News


Researchers’ short film selected for BFI London Film Festival

10 September 2024

 

A film made as a collaboration across arts and science research by Teesside University staff has been selected for a prestigious film festival.

Still from Forms of Circulation
Still from Forms of Circulation

‘Forms of Circulation #1’, directed by Professor Sarah Perks and Dr Paul Stewart from the University’s School of Arts and Creative Industries, has been selected in the Experimenta strand of the 68th BFI London Film Festival. The film will be screened at the Institute of Contemporary Arts, London, on 19th October.

The short film was shot mostly at the University’s National Horizons Centre in Darlington, a national centre of excellence for bioscience and healthcare, and also at the Teesmouth National Nature Reserve.

Professor Perks and Dr Stewart’s creative curatorial projects explore relationships and interaction between humans and non-humans, and this artist film developed from a collaboration with staff at the advanced biosciences research facility.

The 16mm film captures the new cycles of advanced technology, machine labour and visual motifs of tubes, bottles and cabinets, pressure gauges, pipettes and pipes alongside microscopes, freezers and 3D printers, before moving to images of who the work affects, including investigating deadly mouth rot in the nearby seal colony at Teesmouth.

The research and film also unite two of Teesside University’s flagship and nationally recognised institutions, National Horizons Centre for biosciences and MIMA (Middlesbrough Institute of Modern Art), an international museum and art gallery.

Dr Stewart said: 'We’re really excited our artist 16mm film has been selected for this major national festival by the British Film Institute and to share very different images of Teesside with audiences in London and beyond.

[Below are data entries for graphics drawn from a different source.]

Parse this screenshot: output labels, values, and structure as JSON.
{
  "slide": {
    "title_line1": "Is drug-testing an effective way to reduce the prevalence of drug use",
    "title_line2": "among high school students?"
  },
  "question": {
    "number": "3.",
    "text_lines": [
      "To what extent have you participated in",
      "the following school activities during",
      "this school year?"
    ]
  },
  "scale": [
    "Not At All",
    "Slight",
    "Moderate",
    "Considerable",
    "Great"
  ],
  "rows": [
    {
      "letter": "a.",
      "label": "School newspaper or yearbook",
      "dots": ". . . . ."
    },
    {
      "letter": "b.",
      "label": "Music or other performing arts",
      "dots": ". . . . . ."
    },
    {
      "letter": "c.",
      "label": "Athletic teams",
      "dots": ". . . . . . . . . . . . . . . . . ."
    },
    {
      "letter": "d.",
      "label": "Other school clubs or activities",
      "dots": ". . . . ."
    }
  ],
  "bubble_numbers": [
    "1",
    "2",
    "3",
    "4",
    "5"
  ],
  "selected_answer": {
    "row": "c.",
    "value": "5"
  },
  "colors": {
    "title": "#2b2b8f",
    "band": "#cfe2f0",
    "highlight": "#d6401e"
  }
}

'Alongside capturing the machines and lab scenes at the National Horizons Centre, we workshopped with colleagues to capture their words on their routines and experiences, and how these might be represented by film genres. Their words have been adapted by us into the poem that, on occasion, joins the images.'

It was fantastic to have the impactful work of the National Horizons Centre being depicted in this creative and imaginative way and we are delighted that the film has been selected to screen at the BFI London Film Festival.

Professor Vikki Rand, Director of the National Horizons Centre

Professor Perks added: 'Fujifilm are one of the partners based at the National Horizons Centre, and whilst they no longer make moving image film stock, their presence inspired our analogue film aesthetic and static camera shots of machine labour.

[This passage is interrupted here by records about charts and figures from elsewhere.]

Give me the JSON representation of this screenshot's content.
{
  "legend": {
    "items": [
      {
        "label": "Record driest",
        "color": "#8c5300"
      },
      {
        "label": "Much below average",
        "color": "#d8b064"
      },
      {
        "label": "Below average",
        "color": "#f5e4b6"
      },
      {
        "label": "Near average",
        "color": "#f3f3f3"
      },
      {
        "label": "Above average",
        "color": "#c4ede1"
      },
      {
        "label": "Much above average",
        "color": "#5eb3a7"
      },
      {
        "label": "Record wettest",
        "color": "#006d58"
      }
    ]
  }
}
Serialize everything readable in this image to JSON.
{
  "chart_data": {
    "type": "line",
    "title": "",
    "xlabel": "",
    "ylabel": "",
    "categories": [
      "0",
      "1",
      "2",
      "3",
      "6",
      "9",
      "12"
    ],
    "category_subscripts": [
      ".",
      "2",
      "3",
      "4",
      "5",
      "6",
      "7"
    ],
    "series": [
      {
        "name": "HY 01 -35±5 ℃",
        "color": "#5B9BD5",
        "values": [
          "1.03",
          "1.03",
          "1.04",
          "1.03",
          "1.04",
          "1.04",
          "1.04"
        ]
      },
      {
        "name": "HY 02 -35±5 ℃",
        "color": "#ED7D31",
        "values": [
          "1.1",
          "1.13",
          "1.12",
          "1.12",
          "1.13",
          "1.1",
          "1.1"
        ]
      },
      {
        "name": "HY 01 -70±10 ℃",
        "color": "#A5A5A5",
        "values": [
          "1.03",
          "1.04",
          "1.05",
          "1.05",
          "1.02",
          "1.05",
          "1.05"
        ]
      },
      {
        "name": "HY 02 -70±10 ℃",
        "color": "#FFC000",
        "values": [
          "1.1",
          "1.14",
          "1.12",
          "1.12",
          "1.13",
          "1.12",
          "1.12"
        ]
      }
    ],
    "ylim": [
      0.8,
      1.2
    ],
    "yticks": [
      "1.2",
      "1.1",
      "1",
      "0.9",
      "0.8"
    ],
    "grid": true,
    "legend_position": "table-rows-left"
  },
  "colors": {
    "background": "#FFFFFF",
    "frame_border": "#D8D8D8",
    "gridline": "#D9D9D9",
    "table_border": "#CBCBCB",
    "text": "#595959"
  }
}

'Through the project, we also learnt that seals are one of the few animals (as well as humans) to have innate rhymical ability which infiltrates our soundscape at the end.”

Professor Vikki Rand, Director of the National Horizons Centre, said: 'It was fantastic to have the impactful work of the National Horizons Centre being depicted in this creative and imaginative way and we are delighted that the film has been selected to screen at the BFI London Film Festival.'

Professor Perks and Dr Stewart will continue researching curatorial and artistic practice-based methodologies for public engagement and knowledge exchange; with further research planned regionally, nationally and internationally that brings contemporary art and film in dialogue with other disciplines including cultural heritage, nature recovery and technology through their collaborative strategies.

Another film work by them Until the End of the World, utilising artificial intelligence, is currently showing at MIMA until the end of September.

They also collaborate regularly with cultural and environmental organisations including Natural England around sustainable, ethical and inclusive interdisciplinary public engagement, and they also co-designed the UK’s first and only MA Curating (Apprenticeship). Forms of Circulation #1 screens in The Treasury of Human Inheritance programme at the Institute of Contemporary Arts on 19 October as part of BFI London Film Festival 2024’s Experimenta strand.

The 68th BFI London Film Festival takes place from 9-20 October at venues in London and across the UK.